The beauty of realism for the artist is that careful deliberate examination of chosen subjects is required. You learn all the subtle aspects normally passed over through casual observation. On this particular work, hours were spent intimately getting to know all objects assembled. And during this time of craft a realization occurred to me. Each object chosen for some reason above and beyond had a deep personal meaning and connection to me, the artist. Mostly gifts, mementos or discarded items from close family members, nearly all offered without much ceremony or thought. These items meant more to me because of the personal connection from who, where, when, and how they were collected. The Clown (Fool) however, was acquired on one of my many antique/thrift store hunts. The significance of this item was the timing of the acquisition coincided within days of the birth of my son, seemed almost magical. This collection of items was more than a simple still life painting, in many ways it represented my life.

So what is a portrait, a mere representation of the individual? Well this painting then in many ways represents who I am. A good portion of my being is a collection of memories associated with friends and family through a journey of time together. Reading like a diary, items rendered here are closely tied to those memories.

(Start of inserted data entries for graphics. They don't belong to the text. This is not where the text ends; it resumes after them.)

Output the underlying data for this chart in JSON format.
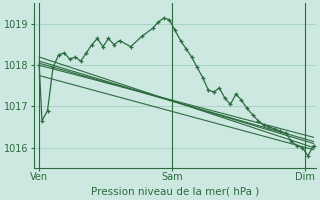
{
  "title": "Pression niveau de la mer( hPa )",
  "bg_color": "#cce8e0",
  "plot_bg_color": "#cce8e0",
  "grid_color": "#99ccbb",
  "line_color": "#2d6a3f",
  "yticks": [
    1016,
    1017,
    1018,
    1019
  ],
  "xtick_labels": [
    "Ven",
    "Sam",
    "Dim"
  ],
  "xtick_positions": [
    0,
    48,
    96
  ],
  "xlim": [
    -2,
    100
  ],
  "ylim": [
    1015.5,
    1019.5
  ],
  "main_series": [
    [
      0,
      1018.0
    ],
    [
      1,
      1016.65
    ],
    [
      3,
      1016.9
    ],
    [
      5,
      1017.95
    ],
    [
      7,
      1018.25
    ],
    [
      9,
      1018.3
    ],
    [
      11,
      1018.15
    ],
    [
      13,
      1018.2
    ],
    [
      15,
      1018.1
    ],
    [
      17,
      1018.3
    ],
    [
      19,
      1018.5
    ],
    [
      21,
      1018.65
    ],
    [
      23,
      1018.45
    ],
    [
      25,
      1018.65
    ],
    [
      27,
      1018.5
    ],
    [
      29,
      1018.6
    ],
    [
      33,
      1018.45
    ],
    [
      37,
      1018.7
    ],
    [
      41,
      1018.9
    ],
    [
      43,
      1019.05
    ],
    [
      45,
      1019.15
    ],
    [
      47,
      1019.1
    ],
    [
      49,
      1018.85
    ],
    [
      51,
      1018.6
    ],
    [
      53,
      1018.4
    ],
    [
      55,
      1018.2
    ],
    [
      57,
      1017.95
    ],
    [
      59,
      1017.7
    ],
    [
      61,
      1017.4
    ],
    [
      63,
      1017.35
    ],
    [
      65,
      1017.45
    ],
    [
      67,
      1017.2
    ],
    [
      69,
      1017.05
    ],
    [
      71,
      1017.3
    ],
    [
      73,
      1017.15
    ],
    [
      75,
      1016.95
    ],
    [
      77,
      1016.8
    ],
    [
      79,
      1016.65
    ],
    [
      81,
      1016.55
    ],
    [
      83,
      1016.5
    ],
    [
      85,
      1016.45
    ],
    [
      87,
      1016.4
    ],
    [
      89,
      1016.35
    ],
    [
      91,
      1016.15
    ],
    [
      93,
      1016.05
    ],
    [
      95,
      1016.0
    ],
    [
      97,
      1015.8
    ],
    [
      99,
      1016.05
    ]
  ],
  "linear_lines": [
    {
      "x0": 0,
      "y0": 1018.2,
      "x1": 99,
      "y1": 1016.0
    },
    {
      "x0": 0,
      "y0": 1018.1,
      "x1": 99,
      "y1": 1016.1
    },
    {
      "x0": 0,
      "y0": 1018.05,
      "x1": 99,
      "y1": 1016.15
    },
    {
      "x0": 0,
      "y0": 1018.0,
      "x1": 99,
      "y1": 1016.25
    },
    {
      "x0": 0,
      "y0": 1017.75,
      "x1": 99,
      "y1": 1015.95
    }
  ],
  "vline_positions": [
    0,
    48,
    96
  ]
}
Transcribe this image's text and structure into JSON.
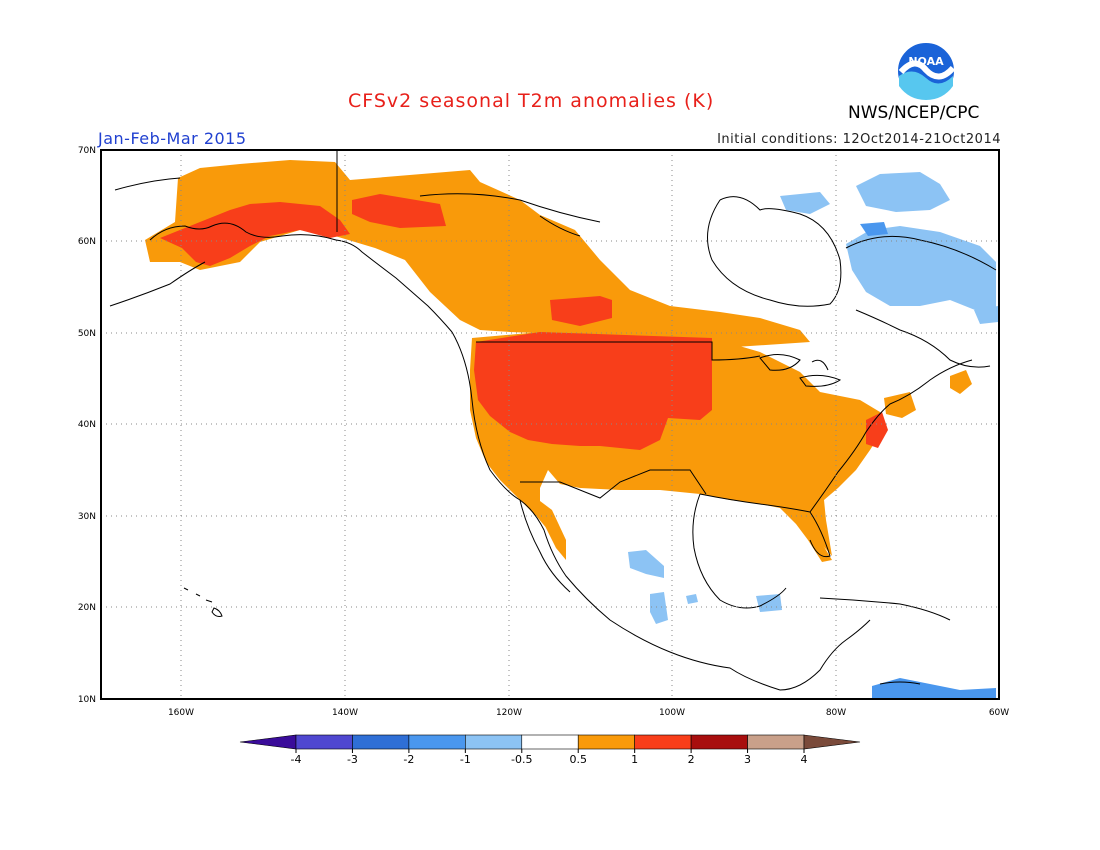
{
  "header": {
    "title": "CFSv2 seasonal T2m anomalies (K)",
    "season": "Jan-Feb-Mar 2015",
    "agency": "NWS/NCEP/CPC",
    "initial_conditions": "Initial conditions: 12Oct2014-21Oct2014",
    "logo_text": "NOAA"
  },
  "colors": {
    "title": "#e8201a",
    "season": "#2040d0",
    "land_outline": "#000000",
    "grid": "#888888"
  },
  "axes": {
    "lat_labels": [
      "70N",
      "60N",
      "50N",
      "40N",
      "30N",
      "20N",
      "10N"
    ],
    "lon_labels": [
      "160W",
      "140W",
      "120W",
      "100W",
      "80W",
      "60W"
    ]
  },
  "legend": {
    "bins": [
      {
        "color": "#3a0c9a"
      },
      {
        "color": "#4f47d0"
      },
      {
        "color": "#2f6fd6"
      },
      {
        "color": "#4a97ee"
      },
      {
        "color": "#8cc3f4"
      },
      {
        "color": "#ffffff"
      },
      {
        "color": "#f99a0a"
      },
      {
        "color": "#f83e1a"
      },
      {
        "color": "#a80e0e"
      },
      {
        "color": "#c9a08a"
      },
      {
        "color": "#7a4a3a"
      }
    ],
    "tick_labels": [
      "-4",
      "-3",
      "-2",
      "-1",
      "-0.5",
      "0.5",
      "1",
      "2",
      "3",
      "4"
    ]
  },
  "anomaly_regions": {
    "alaska_warm": "#f99a0a",
    "alaska_hot": "#f83e1a",
    "canada_warm": "#f99a0a",
    "west_us_hot": "#f83e1a",
    "east_us_warm": "#f99a0a",
    "cool_patches": "#8cc3f4",
    "cool_deep": "#4a97ee"
  }
}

One more thing, I’m an artist and this is one of my paintings, it is what I do and who I am.

Christopher Boehm

Rejection is also part of life and I have had another more painful dose of that lately too. Like I said, with art rejection comes as part of the territory. It makes us better. You create, put your work out there and wait for the world to respond. The efforts of which may not yield the sought after results, but in most cases ultimately have positive affects on the artist. The self portrait example outlined above forced me to put my thoughts to words. I may never have done so without the attempt. So I guess with love sometimes comes rejection too, but does this type of rejection also make us better? I certainly would like to think so.